A number of our most important performance metrics could benefit from an interface that shows the N most expensive / slow / frequent instances of its type (queries, pages, keys, regexes, etc.). It'd be nice to have a webapp for that.
|Open||None||T102899 Implement or find a generic leaderboard web interface|
|Resolved||Peter||T98563 Publicly expose (publish) slow parse logs for public Wikimedia wikis|
Logstash/Kibana dashboards may be a good candidate for doing this in a lightweight manner. We used to have a slow-parse dashboard in the previous version of Kibana that showed the slowest pages to parse (trending quantity of how often parses go the threshold, as well as a breakdown of individual wiki+pagetitle tuples). We can create similar ones for other things we track.

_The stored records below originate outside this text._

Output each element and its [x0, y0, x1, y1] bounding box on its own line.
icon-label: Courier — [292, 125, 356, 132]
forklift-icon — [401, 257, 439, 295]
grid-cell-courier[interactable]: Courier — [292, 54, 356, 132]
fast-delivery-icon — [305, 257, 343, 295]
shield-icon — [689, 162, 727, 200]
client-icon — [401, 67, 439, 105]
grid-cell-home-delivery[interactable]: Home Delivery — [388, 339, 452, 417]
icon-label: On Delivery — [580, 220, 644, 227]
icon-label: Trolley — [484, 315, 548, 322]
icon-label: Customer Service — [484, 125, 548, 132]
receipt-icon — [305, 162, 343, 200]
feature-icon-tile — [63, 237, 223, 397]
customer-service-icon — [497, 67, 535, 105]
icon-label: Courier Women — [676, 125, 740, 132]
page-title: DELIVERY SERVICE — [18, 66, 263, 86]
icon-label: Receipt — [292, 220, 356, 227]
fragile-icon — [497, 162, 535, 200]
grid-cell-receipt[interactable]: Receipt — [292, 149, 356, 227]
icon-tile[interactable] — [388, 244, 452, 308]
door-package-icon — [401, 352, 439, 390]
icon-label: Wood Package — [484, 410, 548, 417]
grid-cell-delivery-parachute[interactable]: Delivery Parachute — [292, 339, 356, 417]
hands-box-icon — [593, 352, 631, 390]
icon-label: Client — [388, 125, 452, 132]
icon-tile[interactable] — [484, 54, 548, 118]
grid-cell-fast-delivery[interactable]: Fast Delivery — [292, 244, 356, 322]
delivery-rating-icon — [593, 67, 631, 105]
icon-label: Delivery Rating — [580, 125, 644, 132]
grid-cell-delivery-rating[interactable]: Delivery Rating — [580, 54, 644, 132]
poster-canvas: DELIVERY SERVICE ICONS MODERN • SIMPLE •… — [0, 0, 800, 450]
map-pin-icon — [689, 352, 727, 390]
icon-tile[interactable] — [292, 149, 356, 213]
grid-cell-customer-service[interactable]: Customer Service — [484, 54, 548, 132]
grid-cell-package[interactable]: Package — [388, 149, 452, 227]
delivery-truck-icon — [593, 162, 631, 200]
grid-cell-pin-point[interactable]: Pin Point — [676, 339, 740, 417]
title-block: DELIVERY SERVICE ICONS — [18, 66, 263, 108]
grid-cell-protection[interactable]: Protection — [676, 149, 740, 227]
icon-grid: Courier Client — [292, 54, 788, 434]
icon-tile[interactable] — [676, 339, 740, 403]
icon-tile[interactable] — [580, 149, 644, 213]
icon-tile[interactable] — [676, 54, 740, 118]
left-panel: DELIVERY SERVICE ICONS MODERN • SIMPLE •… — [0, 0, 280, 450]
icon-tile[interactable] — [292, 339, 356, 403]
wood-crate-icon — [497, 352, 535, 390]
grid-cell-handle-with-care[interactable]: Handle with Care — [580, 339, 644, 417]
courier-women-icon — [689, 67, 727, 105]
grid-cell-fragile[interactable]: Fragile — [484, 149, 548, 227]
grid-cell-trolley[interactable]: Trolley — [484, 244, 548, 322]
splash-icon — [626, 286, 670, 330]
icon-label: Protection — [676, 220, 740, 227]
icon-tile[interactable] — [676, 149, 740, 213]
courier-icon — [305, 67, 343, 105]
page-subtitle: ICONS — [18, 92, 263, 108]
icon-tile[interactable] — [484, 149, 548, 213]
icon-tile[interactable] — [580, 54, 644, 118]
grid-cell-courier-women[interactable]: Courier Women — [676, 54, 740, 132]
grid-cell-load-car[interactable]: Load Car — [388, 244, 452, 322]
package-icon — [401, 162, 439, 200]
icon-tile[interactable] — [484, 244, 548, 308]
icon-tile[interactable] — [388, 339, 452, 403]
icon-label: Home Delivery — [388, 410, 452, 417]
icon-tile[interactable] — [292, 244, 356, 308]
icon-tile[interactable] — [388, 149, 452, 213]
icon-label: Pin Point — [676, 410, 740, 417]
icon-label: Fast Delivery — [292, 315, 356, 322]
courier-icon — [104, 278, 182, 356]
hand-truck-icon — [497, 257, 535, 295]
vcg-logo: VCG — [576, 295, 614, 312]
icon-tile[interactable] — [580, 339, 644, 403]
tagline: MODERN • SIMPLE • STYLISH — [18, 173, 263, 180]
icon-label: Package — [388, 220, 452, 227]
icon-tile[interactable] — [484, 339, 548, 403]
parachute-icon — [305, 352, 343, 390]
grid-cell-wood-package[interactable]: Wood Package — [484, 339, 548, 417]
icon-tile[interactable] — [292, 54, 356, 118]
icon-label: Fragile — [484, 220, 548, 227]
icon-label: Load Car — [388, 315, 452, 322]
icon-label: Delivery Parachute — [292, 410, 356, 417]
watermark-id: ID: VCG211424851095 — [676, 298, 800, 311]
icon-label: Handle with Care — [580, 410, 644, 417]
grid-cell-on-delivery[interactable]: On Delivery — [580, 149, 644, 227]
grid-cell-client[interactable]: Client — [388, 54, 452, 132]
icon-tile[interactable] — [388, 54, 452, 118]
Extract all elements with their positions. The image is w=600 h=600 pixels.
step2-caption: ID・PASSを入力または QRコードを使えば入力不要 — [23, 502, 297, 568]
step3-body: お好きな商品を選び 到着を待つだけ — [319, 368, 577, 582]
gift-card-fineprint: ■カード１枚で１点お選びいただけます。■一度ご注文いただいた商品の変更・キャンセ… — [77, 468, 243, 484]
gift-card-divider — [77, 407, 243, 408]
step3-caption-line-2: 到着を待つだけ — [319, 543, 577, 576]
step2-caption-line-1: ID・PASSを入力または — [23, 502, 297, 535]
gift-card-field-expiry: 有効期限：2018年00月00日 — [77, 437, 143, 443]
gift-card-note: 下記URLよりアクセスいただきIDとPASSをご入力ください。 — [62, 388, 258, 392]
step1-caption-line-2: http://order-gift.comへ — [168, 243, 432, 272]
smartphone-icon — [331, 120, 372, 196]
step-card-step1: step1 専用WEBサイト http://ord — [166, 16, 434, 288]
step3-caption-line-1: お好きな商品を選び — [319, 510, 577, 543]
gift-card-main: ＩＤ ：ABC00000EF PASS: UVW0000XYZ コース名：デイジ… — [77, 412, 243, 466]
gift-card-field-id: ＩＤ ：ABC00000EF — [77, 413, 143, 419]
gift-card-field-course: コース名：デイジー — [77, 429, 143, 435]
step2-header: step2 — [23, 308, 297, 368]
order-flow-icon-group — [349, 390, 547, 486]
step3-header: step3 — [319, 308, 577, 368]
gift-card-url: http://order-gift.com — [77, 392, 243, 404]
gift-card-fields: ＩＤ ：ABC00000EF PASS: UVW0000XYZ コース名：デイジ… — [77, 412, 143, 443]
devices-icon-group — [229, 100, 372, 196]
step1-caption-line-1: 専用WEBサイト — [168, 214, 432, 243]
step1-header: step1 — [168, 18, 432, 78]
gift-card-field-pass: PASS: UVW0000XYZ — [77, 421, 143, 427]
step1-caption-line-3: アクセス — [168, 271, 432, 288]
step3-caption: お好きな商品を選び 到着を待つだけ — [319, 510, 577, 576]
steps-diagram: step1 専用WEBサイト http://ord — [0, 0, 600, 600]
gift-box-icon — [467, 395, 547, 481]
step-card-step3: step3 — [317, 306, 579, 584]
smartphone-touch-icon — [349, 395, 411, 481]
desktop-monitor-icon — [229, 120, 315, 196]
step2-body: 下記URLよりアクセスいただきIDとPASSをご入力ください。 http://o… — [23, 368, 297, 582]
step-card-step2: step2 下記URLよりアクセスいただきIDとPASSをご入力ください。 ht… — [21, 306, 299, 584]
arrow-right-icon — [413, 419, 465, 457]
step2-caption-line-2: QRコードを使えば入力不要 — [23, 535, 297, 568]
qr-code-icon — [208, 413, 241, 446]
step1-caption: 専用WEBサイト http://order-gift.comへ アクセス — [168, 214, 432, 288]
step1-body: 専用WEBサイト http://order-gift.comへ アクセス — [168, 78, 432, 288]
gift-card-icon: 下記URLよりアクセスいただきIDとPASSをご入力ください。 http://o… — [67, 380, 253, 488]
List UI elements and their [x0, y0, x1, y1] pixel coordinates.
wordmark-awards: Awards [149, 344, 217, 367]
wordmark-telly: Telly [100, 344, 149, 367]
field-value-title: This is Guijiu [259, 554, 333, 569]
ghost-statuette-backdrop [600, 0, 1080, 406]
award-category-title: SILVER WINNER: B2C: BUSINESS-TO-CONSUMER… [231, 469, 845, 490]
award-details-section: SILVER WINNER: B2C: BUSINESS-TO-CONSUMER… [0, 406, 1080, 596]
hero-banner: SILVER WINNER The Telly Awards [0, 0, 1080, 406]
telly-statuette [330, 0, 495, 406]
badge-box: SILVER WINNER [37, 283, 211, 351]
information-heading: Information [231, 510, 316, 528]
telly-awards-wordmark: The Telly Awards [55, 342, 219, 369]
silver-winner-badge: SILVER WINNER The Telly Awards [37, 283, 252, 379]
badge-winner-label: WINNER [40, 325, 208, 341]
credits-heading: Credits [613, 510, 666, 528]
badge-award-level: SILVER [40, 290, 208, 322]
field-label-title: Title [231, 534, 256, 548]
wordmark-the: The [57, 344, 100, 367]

For catching slow queries, we can use logging to logstash when the runtime passes a certain threshold (to avoid spamming the service). A leaderboard could be added to Kibana for the top occurrences of normalized messages.
For catching spammy fast queries that take up a large percentage of query time, we could use heavily sampled logging to logstash. A leaderboard could be added to Kibana using the count x runtime of normalized messages (e.g. listing those messages with the highest such values).
I think doing so can let us avoid having an ephemeral leaderboard kept in memory somewhere (e.g. redis or some C daemon).
Sorry to just blurt my ideas with less context, but I <3 performance and wanted to share some stuff. Usually a series of web interfaces are useful for such a task each designed for a drill-down analysis. First the service level investigation dashboard: for queries, considering we have decent instrumentation in services, structured logs and hence metrics be be derived in elasticsearch and then queried as @aaron suggests. We can have a series of nice visualizations in kibana or Grafana (preferably) to help us out there. This would give some service level visibility. We should also have some metrics related to instances attached to the logs.
This will take us to the next series of 'web-interfaces' for a instance level analysis. We could start by something which Netflix uses (Atlas) for a higher view and for each selected instance (on which performance regressions are visible) we can isolate them and fetch much more detailed views (see Netflix Vector). For instance level analysis, the data sources could be profiled samples or trace snapshots (such as those gathered from proc/eBPF or even LTTng)
So the workflow of observation can be identification of slow queries (such as those on one of mediawiki services). Ideally grafana should alert us of such anomalies when a predetermined threshold is reached. It would also identify instances which are affected. This would take us to an instance selection web interface where we can select instance and spawn up a dashboard which contains the views such as individual on-CPU flamegraphs. disk latency etc. sourced from the instance. Suppose, N number of instances on one region showed abnormal block I/O latency, thus affecting a query that involved disk access, thus slowing down Y% of total queries on the infra.
Of course, I am just suggesting. I may be wrong as well. Feel free to assign me some tasks for investigating possibilities/building tools etc. I would be willing to develop some tools related to this effort :)